もっと突っ込んで「それでは、パーパスを体現するために弊社に入ったら具体的にどのようなチャレンジをしたいとお考えですか?」と聞いてみますか?これはあまりオススメしません。ほとんどの求職者はそこまで考えていません。この質問への明確な回答をもって合否を判断するのであれば、合格する人はかぎりなくゼロに近くなります。
※CXOクラスの採用は例外。
弊社のパーパス&コアバリュー
パーパスマッチは、コアバリューで見極めろ
弊社はパーパスを体現するための核となる価値観(要素)を「コアバリュー」として定義しています。サステナブルな人と組織を地球に行きわたらせるためには、まず「尊重と批判」が欠かせません。今までの経営理念、人、事業、仕組みを最大限に「尊重」した上で、続けるべきか変えるべきか、新旧を比べて判断する。この姿勢がないと不要な反発、改革の妨害を受けます。それでも強制的に変える経営者はいますが「組織内で腐る人=サステナブルでない人」が生まれてしまう。我々はこれを避けるために「尊重と批判」の精神をコアバリューとして定めています。

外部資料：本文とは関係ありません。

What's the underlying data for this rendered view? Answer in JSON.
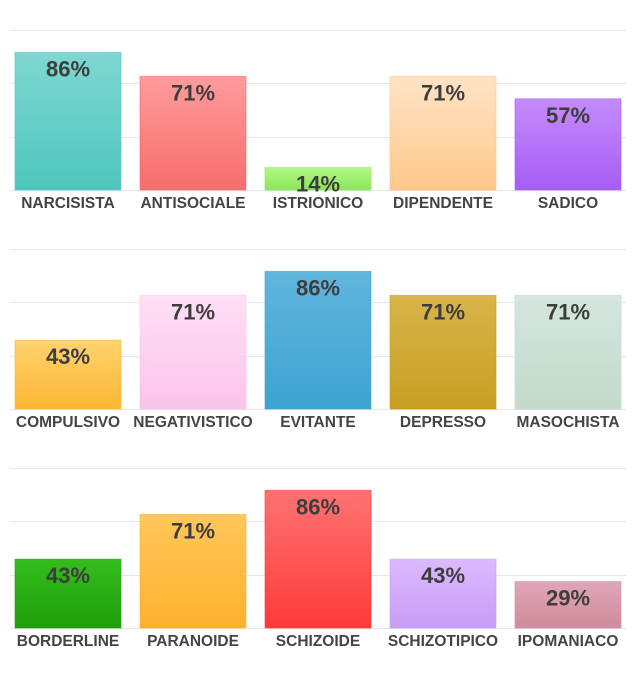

このように、パーパスを体現するための核となる価値観(要素)をコアバリューとして定義していれば、あとはコアバリューの姿勢を持っているか?これまでどのように発揮してきたか?を見極めていけばよいです。
(例)注文書がいまだに「紙」の顧客企業。非効率かつ資源のムダであることは明らかです。この状況であなたはどの選択肢を取りますか?理由と共に聞かせてください。
①自分と同意見の社長を説得し、トップダウンで変えてもらう。
②現場の意見を尊重し、「紙」のまま変えない。
③これまでのやり方を尊重しつつ、あるべき姿を議論する。
※ここで重要なのは「どの選択肢を選んだか?」ではなく「なぜその選択肢を選んだか?」です。その理由に「尊重と批判」が色濃く反映されていればOKです。
パーパスとバリューがリンクしていない例
パーパスとコアバリューがリンクしていないと成り立たない
先ほど説明した方法は「パーパスとコアバリューがリンクしている場合」のみ成立します。リンクしていない場合は成立しません。例として載せた上記の画像にある「スピード・スマイル・誠実」はよくバリューや行動指針として使われているものです。これらを企業として大切にするのは素晴らしいことですが、これができていてもパーパスが体現される訳ではありません。
世の中を見渡すと「パーパス、コアバリュー」や「ミッション、ビジョン、バリュー」を定めている企業は沢山あります。しかし、コアバリュー(またはバリュー)と上位の概念(パーパスやミッション)がリンクしているケースはとても少ないのが現状。みなさんの会社も、もしかするとリンクしていないかもしれません。その場合は、まずはここから手を着けるとよいでしょう。
一定の豊かさを得た現代では、企業も働き手も「能力とその対価だけの関係」ではなく「お互いの夢やパーパスを実現できる関係」を求めている。この記事が「お互いの夢やパーパスを実現できる関係」の構築につながり、イキイキと働ける人と、そんな人が沢山いる組織が増えたら嬉しい限りです。